Par note aux parties adressée le 3 novembre 2025, la cour a mis dans les débats la régularité de la déclaration d’appel et l’absence d’effet dévolutif considérant le contenu de la déclaration d’appel suivant : « Objet/Portée de l’appel : Appel limité aux chefs de jugement expressément critiqués » au regard des articles 901 7° et 562 du code de procédure civile.
Par note en délibéré adressée le 12 novembre 2025, les appelants font valoir que leur déclaration d’appel liste les chefs de jugement critiqués ; qu’ils ont sollicité l’infirmation du jugement dans leurs premières conclusions, sollicitant qu’il soit statué à nouveau ; et que s’agissant d’une question de forme, la démonstration d’un grief est requise alors qu’il est inexistant.
MOTIFS DE LA DECISION
Aux termes de l’article 901 du code de procédure civile, la déclaration d’appel, qui peut comporter une annexe, est faite par un acte contenant, à peine de nullité : 7° Les chefs du dispositif du jugement expressément critiqués auxquels l’appel est, sans préjudice du premier alinéa de l’article 915-2, limité, sauf si l’appel tend à l’annulation du jugement.
Aux termes de l’article 562 du code de procédure civile, l’appel défère à la cour la connaissance des chefs du dispositif de jugement qu’il critique expressément et de ceux qui en dépendent. Toutefois, la dévolution opère pour le tout lorsque l’appel tend à l’annulation du jugement.
En application de ces articles, il est constant que lorsque la déclaration d’appel tend à la réformation du jugement sans mentionner les chefs de jugement qui sont critiqués, l’effet dévolutif n’opère pas.
En l’espèce, la déclaration d’appel énonce que l’appel est limité aux chefs de jugement expressément critiqués, sans préciser quels sont ces chefs, indiquant uniquement : « Objet/Portée de l’appel : Appel limité aux chefs de jugement expressément critiqués ».

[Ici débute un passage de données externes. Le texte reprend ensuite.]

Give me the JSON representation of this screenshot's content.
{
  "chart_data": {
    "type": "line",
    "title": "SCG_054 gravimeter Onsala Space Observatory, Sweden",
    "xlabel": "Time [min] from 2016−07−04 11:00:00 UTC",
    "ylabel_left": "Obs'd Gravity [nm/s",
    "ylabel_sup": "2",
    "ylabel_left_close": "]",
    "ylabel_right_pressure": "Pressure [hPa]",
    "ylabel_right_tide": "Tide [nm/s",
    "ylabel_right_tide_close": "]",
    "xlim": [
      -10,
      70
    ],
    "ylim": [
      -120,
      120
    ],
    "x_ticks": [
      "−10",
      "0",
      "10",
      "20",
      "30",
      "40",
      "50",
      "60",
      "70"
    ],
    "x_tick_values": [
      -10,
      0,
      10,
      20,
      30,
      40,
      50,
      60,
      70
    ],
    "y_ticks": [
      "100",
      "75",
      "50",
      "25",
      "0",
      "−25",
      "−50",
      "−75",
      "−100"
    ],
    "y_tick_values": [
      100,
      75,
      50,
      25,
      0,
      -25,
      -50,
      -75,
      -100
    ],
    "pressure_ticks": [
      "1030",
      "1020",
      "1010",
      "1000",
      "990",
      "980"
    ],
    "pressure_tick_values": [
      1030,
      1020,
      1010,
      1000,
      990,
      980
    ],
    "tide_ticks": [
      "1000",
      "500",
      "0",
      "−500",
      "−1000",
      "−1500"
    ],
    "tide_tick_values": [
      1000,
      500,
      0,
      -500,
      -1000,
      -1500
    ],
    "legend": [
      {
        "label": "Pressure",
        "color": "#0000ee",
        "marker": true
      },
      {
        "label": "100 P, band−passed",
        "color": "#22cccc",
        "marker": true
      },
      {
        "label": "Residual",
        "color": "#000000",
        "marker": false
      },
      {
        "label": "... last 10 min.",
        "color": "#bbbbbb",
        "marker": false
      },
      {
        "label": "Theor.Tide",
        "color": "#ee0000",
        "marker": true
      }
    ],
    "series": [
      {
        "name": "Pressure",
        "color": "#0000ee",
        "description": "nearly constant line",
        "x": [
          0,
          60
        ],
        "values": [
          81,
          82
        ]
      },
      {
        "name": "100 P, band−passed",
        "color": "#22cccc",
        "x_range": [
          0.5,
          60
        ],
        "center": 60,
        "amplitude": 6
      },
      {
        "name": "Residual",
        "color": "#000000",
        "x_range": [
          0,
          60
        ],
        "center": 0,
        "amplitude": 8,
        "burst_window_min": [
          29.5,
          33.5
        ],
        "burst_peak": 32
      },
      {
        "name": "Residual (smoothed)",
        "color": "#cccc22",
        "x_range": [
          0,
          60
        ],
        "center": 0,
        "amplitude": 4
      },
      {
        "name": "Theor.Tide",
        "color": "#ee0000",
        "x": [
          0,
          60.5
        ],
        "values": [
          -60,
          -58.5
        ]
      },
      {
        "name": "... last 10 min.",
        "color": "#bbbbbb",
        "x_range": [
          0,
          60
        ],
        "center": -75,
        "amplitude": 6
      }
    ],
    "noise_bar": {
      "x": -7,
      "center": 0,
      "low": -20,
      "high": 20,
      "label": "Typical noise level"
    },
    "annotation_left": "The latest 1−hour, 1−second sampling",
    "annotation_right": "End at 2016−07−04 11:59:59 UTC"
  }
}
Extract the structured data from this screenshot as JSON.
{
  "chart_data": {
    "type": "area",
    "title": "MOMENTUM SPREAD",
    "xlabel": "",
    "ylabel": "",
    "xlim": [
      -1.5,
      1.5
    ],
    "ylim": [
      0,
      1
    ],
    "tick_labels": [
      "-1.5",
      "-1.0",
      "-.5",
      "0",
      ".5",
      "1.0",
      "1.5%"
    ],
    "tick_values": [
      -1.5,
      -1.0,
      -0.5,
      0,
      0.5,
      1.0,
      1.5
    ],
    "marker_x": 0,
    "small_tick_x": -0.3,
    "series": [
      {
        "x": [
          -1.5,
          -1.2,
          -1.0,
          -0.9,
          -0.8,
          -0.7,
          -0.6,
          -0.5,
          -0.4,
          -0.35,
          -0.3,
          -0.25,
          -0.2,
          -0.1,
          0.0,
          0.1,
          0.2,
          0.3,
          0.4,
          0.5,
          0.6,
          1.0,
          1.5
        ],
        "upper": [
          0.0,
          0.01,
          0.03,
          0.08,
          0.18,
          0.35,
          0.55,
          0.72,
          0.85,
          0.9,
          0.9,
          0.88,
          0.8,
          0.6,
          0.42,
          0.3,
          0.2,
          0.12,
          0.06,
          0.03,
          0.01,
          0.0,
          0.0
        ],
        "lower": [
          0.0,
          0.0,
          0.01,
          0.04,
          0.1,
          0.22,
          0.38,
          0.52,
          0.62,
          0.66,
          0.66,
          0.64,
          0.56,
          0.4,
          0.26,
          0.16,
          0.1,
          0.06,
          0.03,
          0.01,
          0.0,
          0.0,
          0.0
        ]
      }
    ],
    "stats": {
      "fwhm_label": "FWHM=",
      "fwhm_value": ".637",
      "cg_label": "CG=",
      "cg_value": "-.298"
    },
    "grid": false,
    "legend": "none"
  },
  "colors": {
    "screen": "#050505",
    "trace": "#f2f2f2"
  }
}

Ainsi, contrairement à ce qu’indique le conseil des appelants, la déclaration d’appel ne comportait aucune liste des chefs de jugement critiqués.
Dès lors, la déclaration d’appel de M. [V] [C] et Mme [B] [C] est dépourvue de tout effet dévolutif et la cour n’est valablement saisie d’aucune demande.
Sur les demandes accessoires
M. [V] [C] et Mme [B] [C] [D] devront supporter les dépens d’appel.
Les demandes sur le fondement de l’article 700 du code de procédure civile seront rejetées.
PAR CES MOTIFS
La cour statuant par arrêt contradictoire rendu en dernier ressort,
Constate l’absence d’effet dévolutif de l’appel, la cour n’étant saisie d’aucune demande tendant à voir infirmer telle ou telle disposition de l’ordonnance attaquée ;
Dit en conséquence n’y avoir lieu de statuer sur l’appel interjeté par M. [V] [C] ;
Condamne M. [V] [C] et Mme [B] [C] aux dépens ;
Dit n’y avoir lieu à application des dispositions de l’article 700 du code de procédure civile.
Arrêt prononcé par mise à disposition au greffe de la cour, les parties en ayant été préalablement avisées dans les conditions prévues au deuxième alinéa de l’article 450 du code de procédure civile, signé par Madame Pauline DE ROCQUIGNY DU FAYEL, Conseillère faisant fonction de Présidente et par Madame Elisabeth TODINI, Greffière, à laquelle la minute de la décision a été remise par le magistrat signataire.